Segue un terzo periodo, che tutti concordano nel chiamare strano. Certamente il più singolare, nel quale P non disegna mai. Egli sostiene che anche quel periodo ha contributo, in un senso che peraltro gli sfugge, alla sua formazione artistica. E che è, senza alcun dubbio, felice. L’unico veramente felice della sua vita, forse.

E così si arriva al periodo della carta abbondante. P viene a contatto con certi ambienti (‘artistici’, come egli suole impropriamente definirli), che presentano, come caratteristica dominante, l’abbondanza della carta bianca. Carta non sua, ed estremamente abbondante. Utilizzata non per usi d’arti pittoriche ma scrittorie. Per vergarci o stamparci sopra notizie e altre fanfaluche.

Bei fogli bianchi, uguali, disposti in pacchi e file ordinate, ai quali poter attingere a piacimento. Su di loro P ha modo di abbandonarsi ad una sorta di furia grafica, ad uno sfogo che egli considera ‘salutale e definitivo’. Che piacere prendere un foglio e tracciarvi sopra qualche segno. E se il risultato non soddisfa, stracciarlo lì per lì in mille pezzi senza rimpianti. Fogli e fogli stracciati uno dopo l’altro, come ha visto fare al cinema da un pittore lunatico e molto impulsivo, con una disinvoltura che lo ha vivamente impressionato: quella è ARTE!

È il periodo dei fogli stracciati, quando innumerevoli farfalle bianche svolazzano senza posa attorno a lui. Bella immagine (ancorché poco credibile, ma vale la pena di sostare qui un momento, per fermare l’attenzione di chi sta leggendo sulla sua efficacia poetica).

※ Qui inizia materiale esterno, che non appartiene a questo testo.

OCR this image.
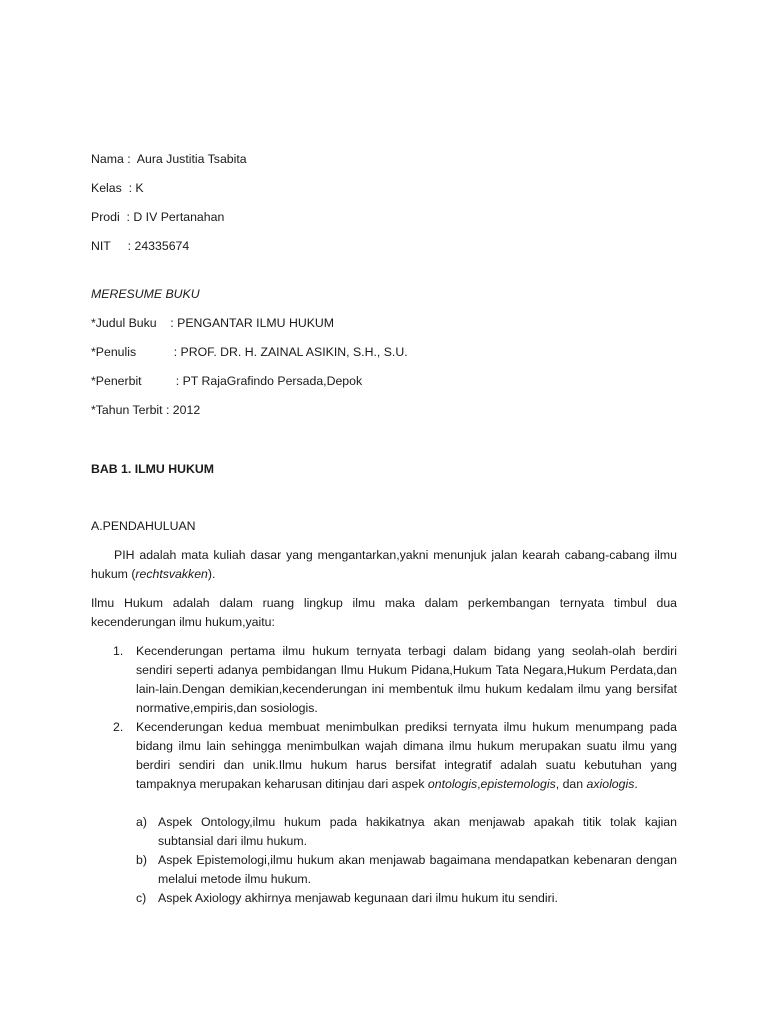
Nama :  Aura Justitia Tsabita
Kelas  : K
Prodi  : D IV Pertanahan
NIT     : 24335674
MERESUME BUKU
*Judul Buku    : PENGANTAR ILMU HUKUM
*Penulis           : PROF. DR. H. ZAINAL ASIKIN, S.H., S.U.
*Penerbit          : PT RajaGrafindo Persada,Depok
*Tahun Terbit : 2012
BAB 1. ILMU HUKUM
A.PENDAHULUAN

PIH adalah mata kuliah dasar yang mengantarkan,yakni menunjuk jalan kearah cabang-cabang ilmu hukum (rechtsvakken).

Ilmu Hukum adalah dalam ruang lingkup ilmu maka dalam perkembangan ternyata timbul dua kecenderungan ilmu hukum,yaitu:

1. Kecenderungan pertama ilmu hukum ternyata terbagi dalam bidang yang seolah-olah berdiri sendiri seperti adanya pembidangan Ilmu Hukum Pidana,Hukum Tata Negara,Hukum Perdata,dan lain-lain.Dengan demikian,kecenderungan ini membentuk ilmu hukum kedalam ilmu yang bersifat normative,empiris,dan sosiologis.
2. Kecenderungan kedua membuat menimbulkan prediksi ternyata ilmu hukum menumpang pada bidang ilmu lain sehingga menimbulkan wajah dimana ilmu hukum merupakan suatu ilmu yang berdiri sendiri dan unik.Ilmu hukum harus bersifat integratif adalah suatu kebutuhan yang tampaknya merupakan keharusan ditinjau dari aspek ontologis,epistemologis, dan axiologis.
a) Aspek Ontology,ilmu hukum pada hakikatnya akan menjawab apakah titik tolak kajian subtansial dari ilmu hukum.
b) Aspek Epistemologi,ilmu hukum akan menjawab bagaimana mendapatkan kebenaran dengan melalui metode ilmu hukum.
c) Aspek Axiology akhirnya menjawab kegunaan dari ilmu hukum itu sendiri.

Straccia che ti straccia, in fondo al furore stracciatorio resta un grano di… ma sì, perché non chiamarla come la chiama P, ispirazione? Purificato da tanta carta stracciata, P scopre, a quanto afferma lui stesso, di saper creare, quasi senza fatica, qualche segno ‘interessante’ (lui usa un’altra parola, sostituita qui per comodità col termine cui sogliono ricorrere gli esperti per districarsi in qualche modo da situazioni imbarazzanti).

Gli resta solo da unire, con un po’ di pazienza, quei segni. P li unisce, e quasi non si stupisce di aver ottenuto dei di-segni.